We Trained mRNA Language Models Across 25 Species for $165—Here’s How

Imagine going from a therapeutic protein concept to a synthesis-ready, codon-optimized DNA sequence in an afternoon. That’s what OpenMed set out to build, and this time they actually shipped it.

In their first post, they mapped the landscape—AlphaFold, ESMFold, ProteinMPNN, the whole zoo. That was the survey. This is the build. And honestly, I appreciate the honesty upfront: they admit this isn’t a polished success story. It’s a transparent account of what worked, what surprised them, and what they’d do differently.

What They Built

The pipeline has three stages, each tackling a different part of the protein engineering workflow:

• Protein folding – ESMFold v1 on 30 protein chains. Average pTM: 0.79. Solid baseline.
• Sequence design – ProteinMPNN on scaffold 7K00. 42% sequence recovery. That’s actually decent for a single pass.
• mRNA optimization – This is where they went deep. Trained multiple transformer variants on 250k coding sequences, then scaled to 381k sequences across 25 species.

The folding and design parts use established tools (ESMFold from Meta, ProteinMPNN from the Baker Lab). The codon optimization is entirely their own—new models, new training infrastructure, new evaluation metrics. That’s where the interesting stuff lives.

The Architecture Showdown

Here’s the thing about codon optimization: the genetic code is degenerate. The same protein can be encoded by astronomically many DNA sequences, but some arrangements express 100x better than others. The Pfizer-BioNTech COVID vaccine was codon-optimized for human expression. OpenMed wanted to build a model that learns these preferences directly from natural coding sequences, not from hand-crafted frequency tables.

They tested five architectures:

• CodonBERT (baseline) – 6M params, BERT-tiny. Just to establish floor performance.
• ModernBERT-base – 90M params, 22 layers, RoPE. Latest efficiency innovations from NLP.
• CodonRoBERTa-base – 92M params, 12 layers. Same family as ESM-2.
• CodonRoBERTa-large – 312M params, 24 layers.
• CodonRoBERTa-large-v2 – Same architecture, better hyperparameters.

The choice of RoBERTa was deliberate. Meta’s ESM-2 (which powers ESMFold) is itself a RoBERTa variant trained on protein sequences.

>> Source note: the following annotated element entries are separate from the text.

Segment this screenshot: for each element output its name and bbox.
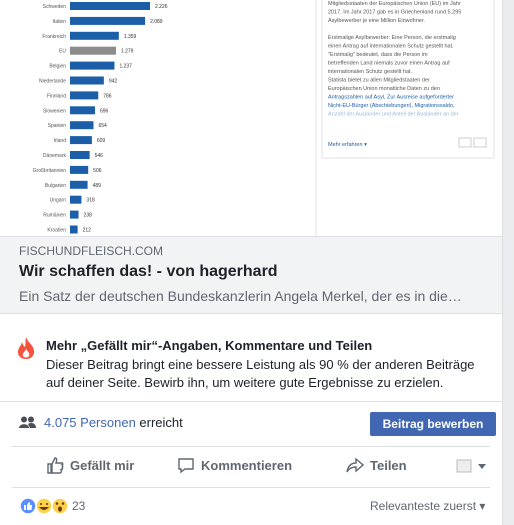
panel-link: Antragszahlen auf Asyl, Zur Ausreise auf…	[328, 95, 454, 101]
category-label: Italien	[53, 19, 67, 25]
bar	[70, 91, 99, 100]
panel-text: Mitgliedsstaaten der Europäischen Union …	[328, 1, 461, 7]
link-title: Wir schaffen das! - von hagerhard	[19, 263, 278, 280]
link-info[interactable]: FISCHUNDFLEISCH.COM Wir schaffen das! - …	[0, 236, 502, 314]
bar	[70, 61, 115, 70]
bar	[70, 16, 146, 25]
value-label: 318	[86, 198, 95, 204]
separator	[12, 487, 490, 488]
bar	[70, 225, 78, 234]
insight-text: Dieser Beitrag bringt eine bessere Leist…	[46, 357, 475, 390]
panel-text: internationalen Schutz gestellt hat.	[328, 69, 413, 75]
comment-icon	[178, 458, 194, 474]
value-label: 1.237	[119, 64, 132, 70]
category-label: Großbritannien	[33, 168, 67, 174]
link-description: Ein Satz der deutschen Bundeskanzlerin A…	[19, 288, 462, 304]
value-label: 942	[109, 79, 118, 85]
separator	[12, 446, 490, 447]
category-label: Kroatien	[47, 228, 66, 234]
page-selector[interactable]	[456, 459, 490, 473]
value-label: 786	[103, 93, 112, 99]
bar	[70, 121, 94, 130]
link-domain: FISCHUNDFLEISCH.COM	[19, 244, 164, 258]
bar	[70, 2, 150, 10]
value-label: 489	[93, 183, 102, 189]
panel-link: Nicht-EU-Bürger (Abschiebungen), Migrati…	[328, 103, 455, 109]
value-label: 238	[84, 213, 93, 219]
sort-selector[interactable]: Relevanteste zuerst ▾	[370, 499, 486, 513]
reaction-count[interactable]: 23	[72, 499, 86, 513]
category-label: Finnland	[47, 93, 66, 99]
panel-text: Statista bietet zu allen Mitgliedstaaten…	[328, 78, 430, 84]
panel-text: 2017. Im Jahr 2017 gab es in Griechenlan…	[328, 10, 461, 16]
info-panel	[321, 0, 495, 159]
reach-count[interactable]: 4.075 Personen	[44, 415, 136, 430]
panel-text: betreffenden Land niemals zuvor einen An…	[328, 61, 450, 67]
bar	[70, 136, 92, 145]
value-label: 2.226	[155, 4, 168, 10]
category-label: Schweden	[43, 4, 67, 10]
bar	[70, 76, 104, 85]
separator	[0, 401, 502, 402]
panel-button	[458, 137, 472, 148]
more-link[interactable]: Mehr erfahren ▾	[328, 142, 367, 148]
value-label: 546	[95, 153, 104, 159]
category-label: Rumänien	[43, 213, 66, 219]
value-label: 696	[100, 108, 109, 114]
link-preview-image[interactable]: Schweden 2.226 Italien 2.089 Frankreich 1.359…	[0, 0, 502, 237]
panel-text: Erstmalige Asylbewerber: Eine Person, di…	[328, 35, 456, 41]
comment-button[interactable]: Kommentieren	[177, 456, 292, 474]
value-label: 506	[93, 168, 102, 174]
panel-text: Asylbewerber je eine Million Einwohner.	[328, 18, 425, 24]
bar	[70, 31, 119, 40]
value-label: 1.279	[121, 49, 134, 55]
bar	[70, 151, 90, 159]
panel-button	[473, 137, 487, 148]
panel-text: einen Antrag auf internationalen Schutz …	[328, 44, 454, 50]
category-label: Spanien	[48, 123, 67, 129]
panel-text: Europäischen Union monatliche Daten zu d…	[328, 86, 440, 92]
like-button[interactable]: Gefällt mir	[46, 456, 134, 474]
bar	[70, 180, 88, 189]
reach-suffix: erreicht	[139, 415, 183, 430]
share-icon	[346, 457, 364, 473]
category-label: Ungarn	[50, 198, 67, 204]
insight-title: Mehr „Gefällt mir“-Angaben, Kommentare u…	[46, 338, 373, 353]
flame-icon	[18, 337, 35, 359]
bar	[70, 165, 89, 174]
value-label: 212	[83, 228, 92, 234]
value-label: 609	[97, 138, 106, 144]
bar	[70, 46, 116, 55]
category-label: Slowenien	[43, 108, 66, 114]
post-card: Schweden 2.226 Italien 2.089 Frankreich 1.359…	[0, 0, 503, 525]
boost-button[interactable]: Beitrag bewerben	[370, 412, 496, 436]
comment-label: Kommentieren	[201, 457, 293, 473]
value-label: 654	[99, 123, 108, 129]
category-label: Bulgarien	[45, 183, 66, 189]
value-label: 2.089	[150, 19, 163, 25]
reaction-icons	[19, 497, 69, 515]
value-label: 1.359	[124, 34, 137, 40]
share-button[interactable]: Teilen	[346, 456, 407, 474]
reach-row: 4.075 Personen erreicht	[44, 415, 183, 430]
category-label: Frankreich	[42, 34, 66, 40]
people-icon	[19, 416, 36, 428]
like-label: Gefällt mir	[70, 457, 135, 473]
category-label: EU	[59, 49, 66, 55]
bar	[70, 210, 79, 219]
category-label: Dänemark	[43, 153, 67, 159]
panel-text: "Erstmalig" bedeutet, dass die Person im	[328, 52, 428, 58]
panel-link: Anzahl der Ausländer und Anteil der Ausl…	[328, 112, 459, 118]
share-label: Teilen	[370, 457, 407, 473]
category-label: Belgien	[49, 64, 66, 70]
like-icon	[47, 457, 64, 474]
category-label: Irland	[53, 138, 66, 144]
bar	[70, 195, 82, 204]
bar	[70, 106, 96, 115]
category-label: Niederlande	[39, 79, 66, 85]
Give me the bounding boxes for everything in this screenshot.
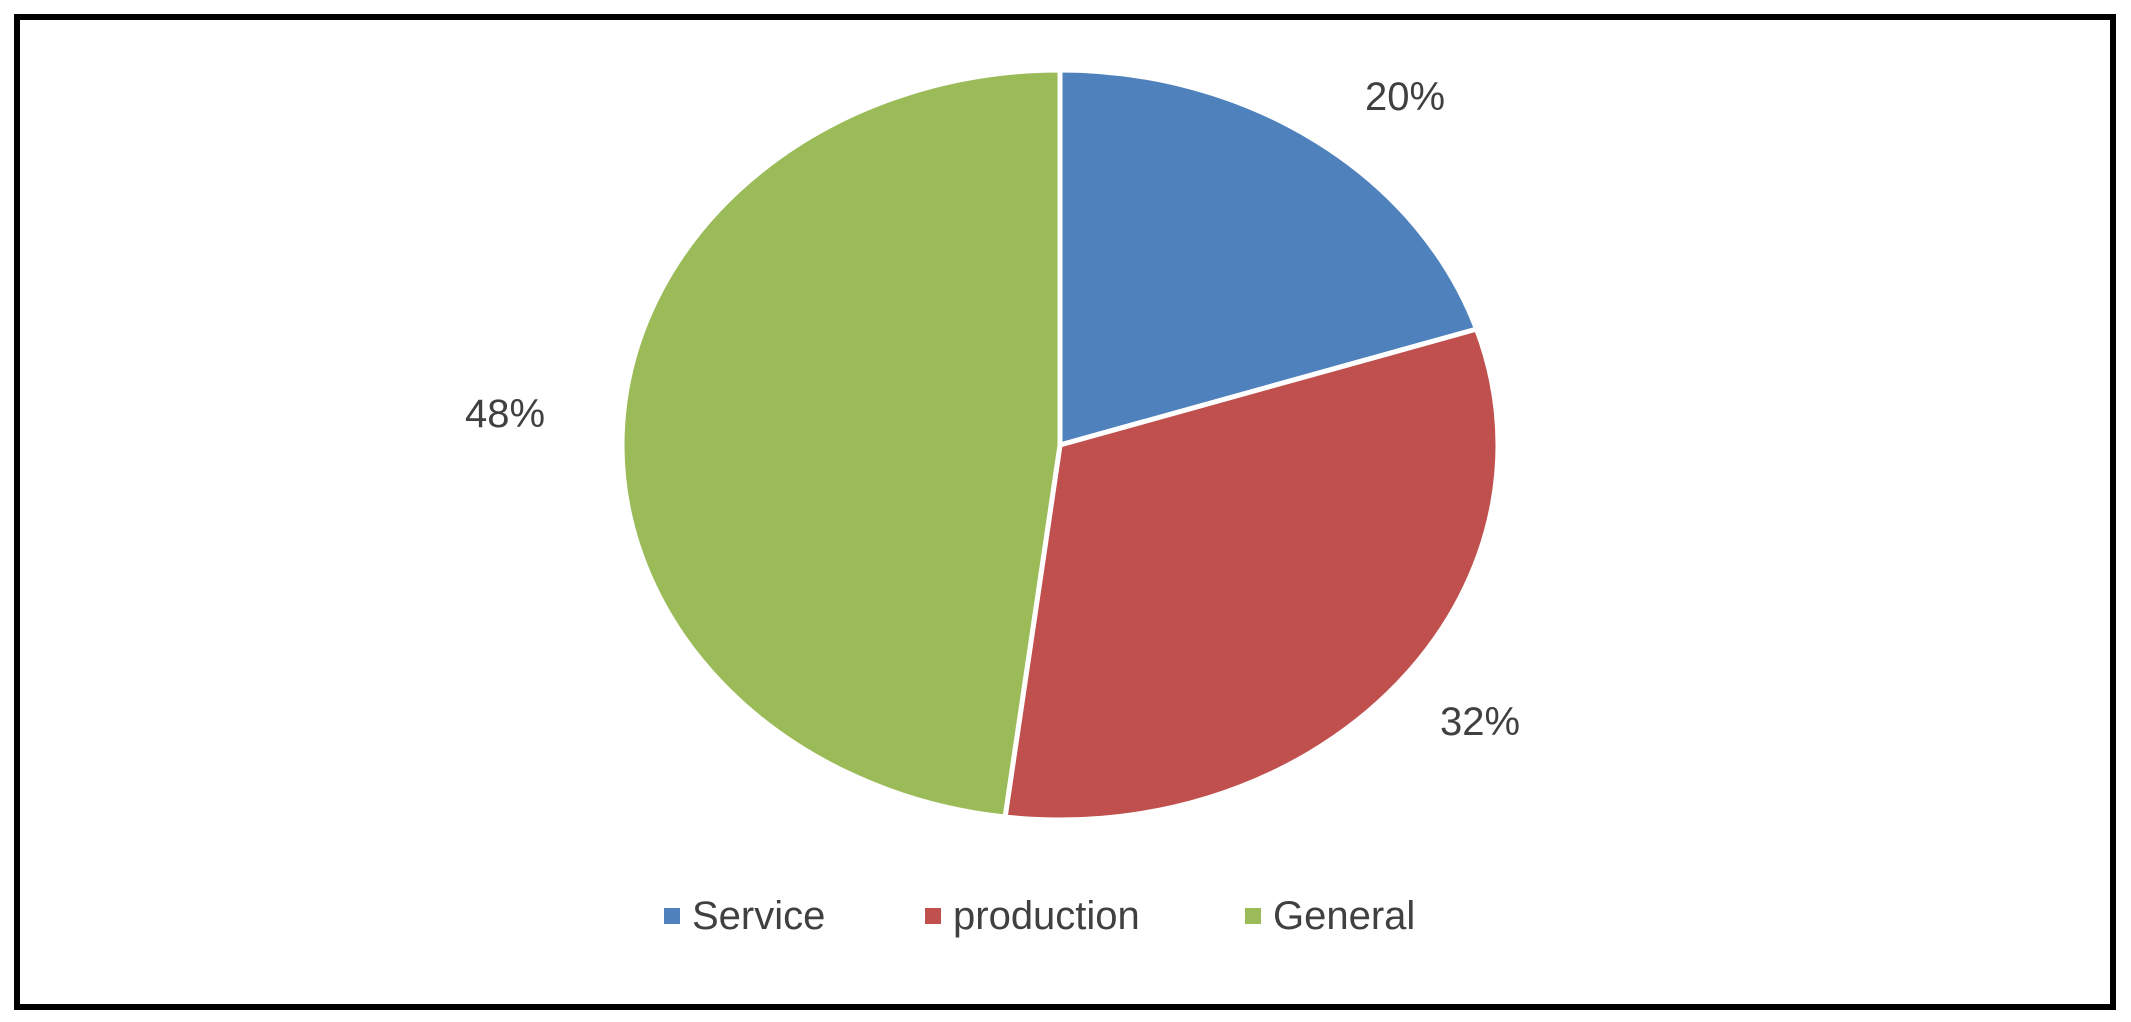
legend-swatch-production bbox=[925, 908, 941, 924]
data-labels: 20% 32% 48% bbox=[465, 75, 1520, 744]
legend-swatch-general bbox=[1245, 908, 1261, 924]
data-label-service: 20% bbox=[1365, 75, 1445, 119]
pie-slice-service bbox=[1057, 67, 1480, 448]
chart-frame: 20% 32% 48% Service production General bbox=[14, 14, 2116, 1010]
legend-label-service: Service bbox=[692, 894, 825, 938]
legend-label-production: production bbox=[953, 894, 1140, 938]
data-label-production: 32% bbox=[1440, 700, 1520, 744]
pie-slice-general bbox=[619, 67, 1063, 820]
pie-slices bbox=[619, 67, 1501, 823]
legend-label-general: General bbox=[1273, 894, 1415, 938]
legend: Service production General bbox=[664, 894, 1415, 938]
data-label-general: 48% bbox=[465, 392, 545, 436]
pie-slice-production bbox=[1002, 326, 1501, 823]
pie-chart: 20% 32% 48% Service production General bbox=[465, 67, 1520, 938]
legend-swatch-service bbox=[664, 908, 680, 924]
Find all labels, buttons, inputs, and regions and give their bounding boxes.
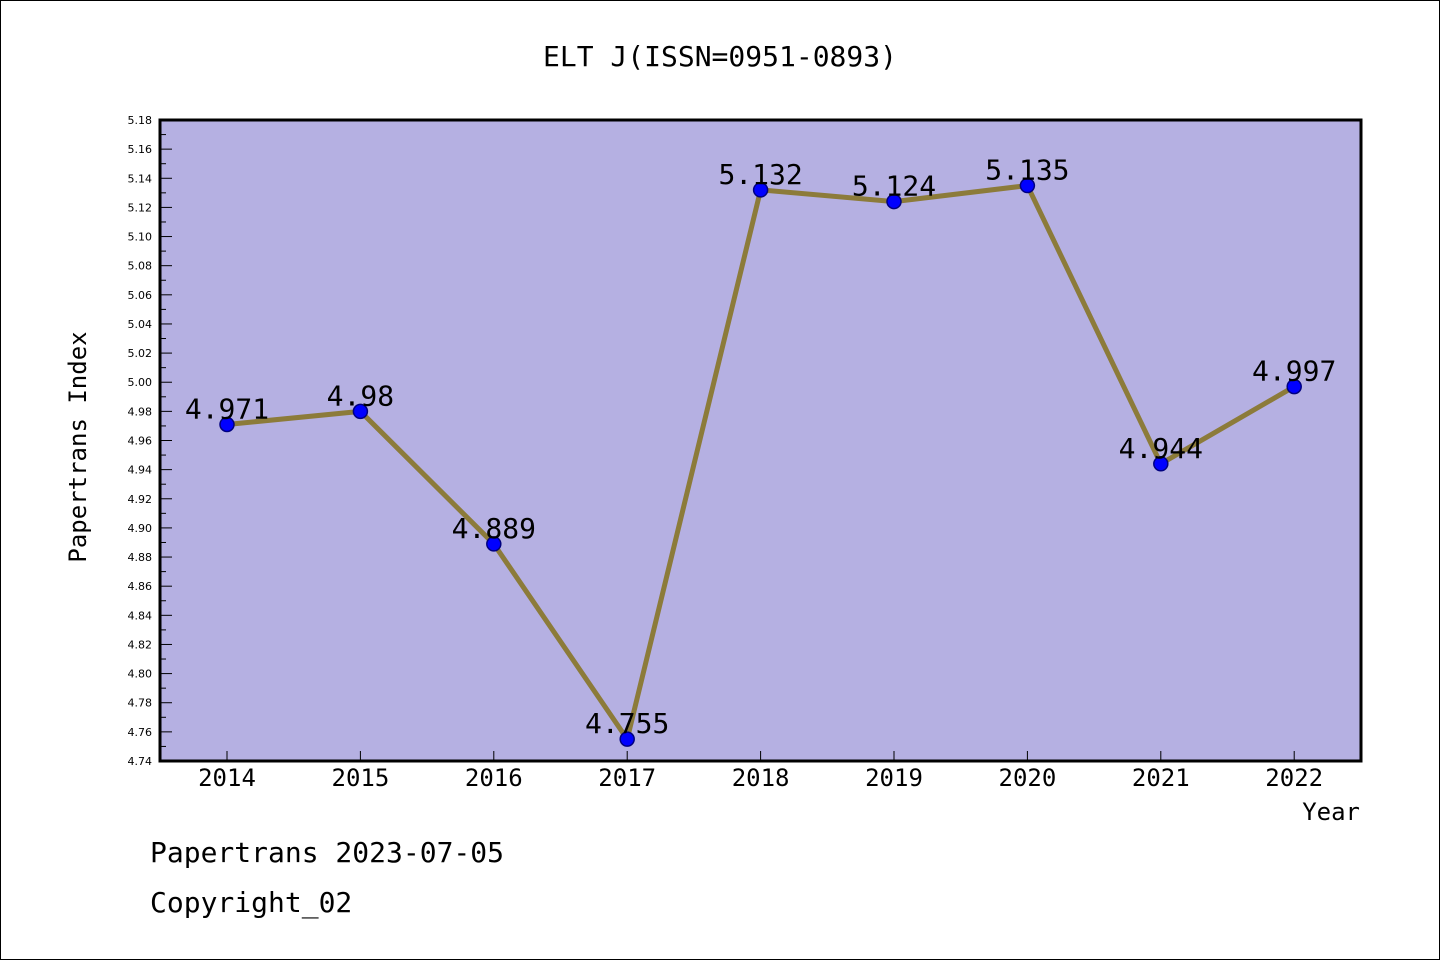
data-point: [619, 731, 635, 747]
plot-area: [158, 118, 1363, 763]
y-tick-label: 5.14: [128, 172, 153, 185]
data-point: [1019, 177, 1036, 194]
x-tick-label: 2016: [465, 764, 523, 792]
data-point: [219, 416, 235, 433]
data-label: 5.124: [852, 170, 936, 203]
y-tick-label: 4.94: [128, 464, 153, 477]
y-tick-label: 5.10: [128, 231, 153, 244]
y-tick-label: 5.00: [128, 376, 153, 389]
y-tick-label: 5.12: [128, 201, 153, 214]
data-point: [886, 193, 902, 210]
y-tick-label: 5.06: [128, 289, 153, 302]
data-point: [752, 182, 769, 198]
x-tick-label: 2022: [1265, 764, 1323, 792]
data-label: 4.944: [1119, 432, 1203, 465]
y-tick-label: 4.78: [128, 697, 153, 710]
y-tick-label: 5.18: [128, 114, 153, 127]
y-tick-label: 4.96: [128, 435, 153, 448]
x-axis-ticks: 2014 2015 2016 2017 2018 2019 2020 2021 2022: [198, 751, 1323, 792]
x-tick-label: 2017: [598, 764, 656, 792]
y-tick-label: 4.80: [128, 668, 153, 681]
y-tick-label: 5.16: [128, 143, 153, 156]
y-tick-label: 4.84: [128, 609, 153, 622]
y-tick-label: 4.90: [128, 522, 153, 535]
x-tick-label: 2018: [732, 764, 790, 792]
footer-copyright: Copyright_02: [150, 886, 353, 919]
footer-date: Papertrans 2023-07-05: [150, 836, 505, 869]
x-tick-label: 2021: [1132, 764, 1190, 792]
y-tick-label: 5.04: [128, 318, 153, 331]
data-point: [352, 403, 369, 420]
y-tick-label: 4.76: [128, 726, 153, 739]
x-tick-label: 2014: [198, 764, 256, 792]
data-label: 4.755: [585, 707, 669, 740]
data-label: 4.997: [1252, 355, 1336, 388]
x-tick-label: 2015: [332, 764, 390, 792]
y-axis-label: Papertrans Index: [64, 331, 92, 562]
y-tick-label: 4.88: [128, 551, 153, 564]
x-tick-label: 2020: [999, 764, 1057, 792]
chart-title: ELT J(ISSN=0951-0893): [543, 40, 897, 73]
data-label: 5.135: [985, 154, 1069, 187]
data-label: 4.971: [185, 392, 269, 425]
data-label: 4.98: [327, 379, 394, 412]
data-point: [1286, 378, 1302, 395]
data-point: [486, 536, 502, 552]
y-tick-label: 4.92: [128, 493, 153, 506]
data-label: 4.889: [452, 512, 536, 545]
y-tick-label: 4.98: [128, 405, 153, 418]
y-tick-label: 5.02: [128, 347, 153, 360]
y-axis-ticks: 4.74 4.76 4.78 4.80 4.82 4.84 4.86 4.88 4.90 4.92…: [128, 114, 172, 768]
y-tick-label: 4.86: [128, 580, 153, 593]
y-tick-label: 5.08: [128, 260, 153, 273]
x-tick-label: 2019: [865, 764, 923, 792]
data-markers: [219, 177, 1302, 747]
data-point: [1153, 456, 1169, 472]
data-label: 5.132: [718, 158, 802, 191]
y-tick-label: 4.82: [128, 638, 153, 651]
x-axis-label: Year: [1302, 798, 1360, 826]
data-labels: 4.971 4.98 4.889 4.755 5.132 5.124 5.135 4.944 4…: [185, 154, 1336, 741]
y-tick-label: 4.74: [128, 755, 153, 768]
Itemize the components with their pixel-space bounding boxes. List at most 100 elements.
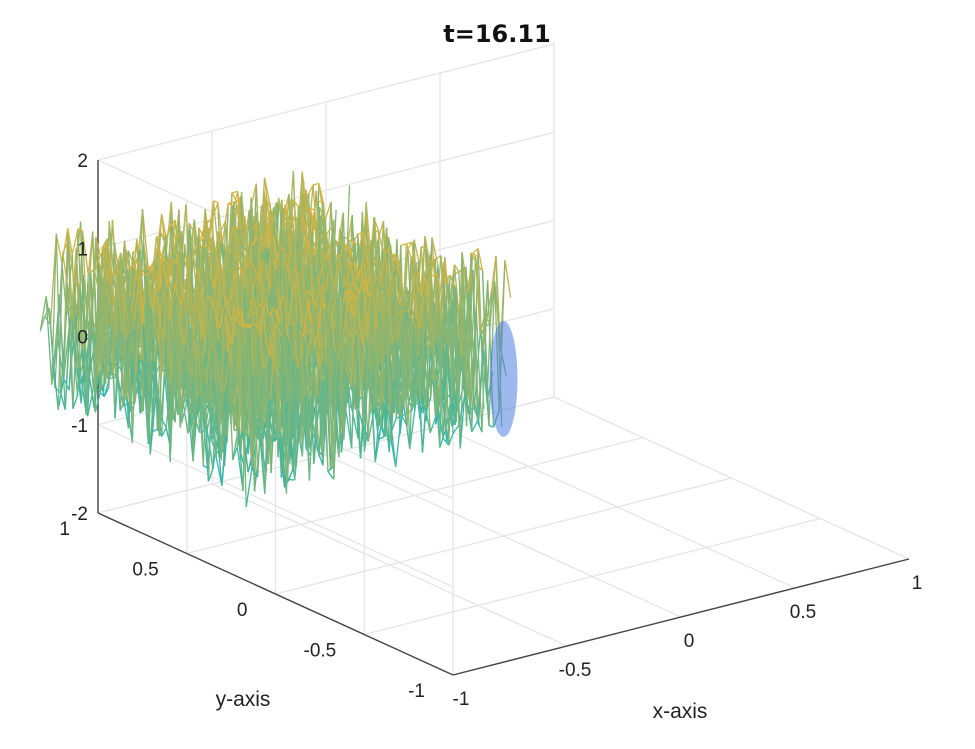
- surface-mesh-line: [76, 274, 84, 397]
- surface-mesh-line: [152, 339, 159, 361]
- surface-mesh-line: [363, 261, 369, 295]
- surface-mesh-line: [432, 274, 438, 381]
- surface-mesh-line: [389, 415, 397, 467]
- surface-mesh-line: [239, 326, 246, 460]
- x-tick-label: -0.5: [559, 660, 592, 681]
- surface-mesh-line: [147, 307, 153, 439]
- surface-mesh-line: [344, 317, 351, 338]
- surface-mesh-line: [374, 273, 380, 283]
- surface-mesh-line: [327, 471, 335, 480]
- surface-mesh-line: [127, 270, 134, 443]
- surface-mesh-line: [188, 222, 196, 235]
- surface-mesh-line: [159, 232, 166, 243]
- surface-mesh-line: [235, 299, 242, 460]
- surface-mesh-line: [475, 308, 483, 433]
- surface-mesh-line: [324, 347, 332, 470]
- surface-mesh-line: [103, 387, 110, 397]
- surface-mesh-line: [285, 314, 293, 494]
- surface-mesh-line: [412, 284, 420, 328]
- surface-mesh-line: [309, 248, 316, 256]
- surface-mesh-line: [471, 248, 479, 255]
- surface-mesh-line: [196, 360, 204, 413]
- surface-mesh-line: [373, 407, 380, 411]
- surface-mesh-line: [453, 264, 460, 273]
- surface-mesh-line: [213, 200, 219, 204]
- surface-mesh-line: [292, 262, 299, 272]
- surface-mesh-line: [251, 220, 259, 231]
- surface-mesh-line: [357, 231, 364, 235]
- surface-mesh-line: [193, 414, 201, 433]
- surface-mesh-line: [219, 233, 225, 249]
- surface-mesh-line: [85, 272, 92, 415]
- surface-mesh-line: [182, 373, 190, 406]
- surface-mesh-line: [406, 241, 413, 245]
- surface-mesh-line: [205, 343, 212, 384]
- surface-mesh-line: [299, 396, 306, 414]
- surface-mesh-line: [134, 359, 142, 403]
- central-dip: [489, 320, 518, 437]
- surface-mesh-line: [118, 259, 125, 407]
- surface-mesh-line: [481, 280, 489, 433]
- surface-mesh-line: [245, 467, 253, 508]
- surface-mesh-line: [275, 324, 283, 338]
- surface-mesh-line: [271, 258, 279, 271]
- surface-mesh-line: [330, 313, 337, 330]
- surface-mesh-line: [263, 316, 271, 423]
- surface-mesh-line: [269, 217, 275, 221]
- surface-mesh-line: [198, 282, 206, 311]
- surface-mesh-line: [100, 281, 108, 390]
- surface-mesh-line: [462, 266, 468, 404]
- surface-mesh-line: [235, 299, 243, 326]
- surface-mesh-line: [94, 389, 102, 413]
- surface-mesh-line: [187, 414, 195, 434]
- surface-mesh-line: [312, 182, 320, 186]
- surface-mesh-line: [317, 259, 325, 285]
- surface-mesh-line: [315, 306, 322, 397]
- surface-mesh-line: [392, 338, 398, 343]
- surface-mesh-line: [67, 240, 75, 282]
- surface-mesh-line: [242, 258, 249, 269]
- surface-mesh-line: [166, 299, 173, 380]
- surface-mesh-line: [348, 239, 354, 243]
- surface-mesh-line: [305, 365, 312, 388]
- surface-mesh-line: [219, 220, 227, 234]
- surface-mesh-line: [143, 322, 151, 455]
- surface-mesh-line: [292, 369, 299, 468]
- floor-grid-line: [275, 477, 732, 595]
- surface-mesh-line: [347, 290, 353, 315]
- surface-mesh-line: [231, 339, 239, 442]
- surface-mesh-line: [99, 265, 107, 383]
- surface-mesh-line: [120, 272, 127, 340]
- surface-mesh-line: [354, 386, 362, 459]
- surface-mesh-line: [283, 249, 290, 327]
- surface-mesh-line: [133, 260, 140, 266]
- surface-mesh-line: [334, 254, 339, 257]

The hypothesis: the same architecture that learned amino acid patterns would also learn codon usage biases.

The Winner and Why It Matters

CodonRoBERTa-large-v2 came out on top with a perplexity of 4.10 and a Spearman CAI correlation of 0.40. For context, ModernBERT scored worse despite being newer and more efficient. This surprised me a bit—ModernBERT has all the modern bells and whistles (rotary embeddings, efficient attention), but RoBERTa just performed better on codon sequences.

The lesson here is that biological sequences don’t always benefit from the latest NLP innovations. Sometimes the proven workhorse is still the right tool.

Scaling to 25 Species

This is the part that impressed me. They scaled to 25 species—covering human, mouse, zebrafish, E. coli, yeast, and others—in 55 GPU-hours. Total cost: $165. That’s absurdly cheap for training four production models.

They built a species-conditioned system that no other open-source project offers. You give it a protein sequence and a target organism, and it outputs codon-optimized DNA tailored to that species’ codon usage biases. The multi-species suite includes four models spanning those 25 organisms.

The End-to-End Workflow

Put it all together and you get a pipeline that takes you from protein concept to synthesis-ready DNA in a single afternoon. The code is runnable, the results are reproducible, and the whole thing cost less than a decent dinner out.

I have one minor gripe: the folding component only ran on 30 protein chains. That’s a small validation set. I’d want to see results on a larger, more diverse set before trusting the pipeline for production work. But as a proof of concept, it’s solid.

Where This Stands

OpenMed has built something genuinely useful. The codon optimization models are open-source, the training pipeline is documented, and the multi-species conditioning is a feature I haven’t seen in any other open project. The $165 price tag makes it accessible to labs that can’t afford the big cloud compute bills.

If you’re working on therapeutic mRNA, vaccine development, or recombinant protein production, this is worth a look. The code is on GitHub, the models are on Hugging Face, and the paper draft is linked in their references.

I’m curious to see where they go next. Fine-tuning on experimental expression data would be the obvious next step. Or maybe scaling to all 100+ sequenced species. Either way, they’ve set a high bar for open-source protein AI pipelines.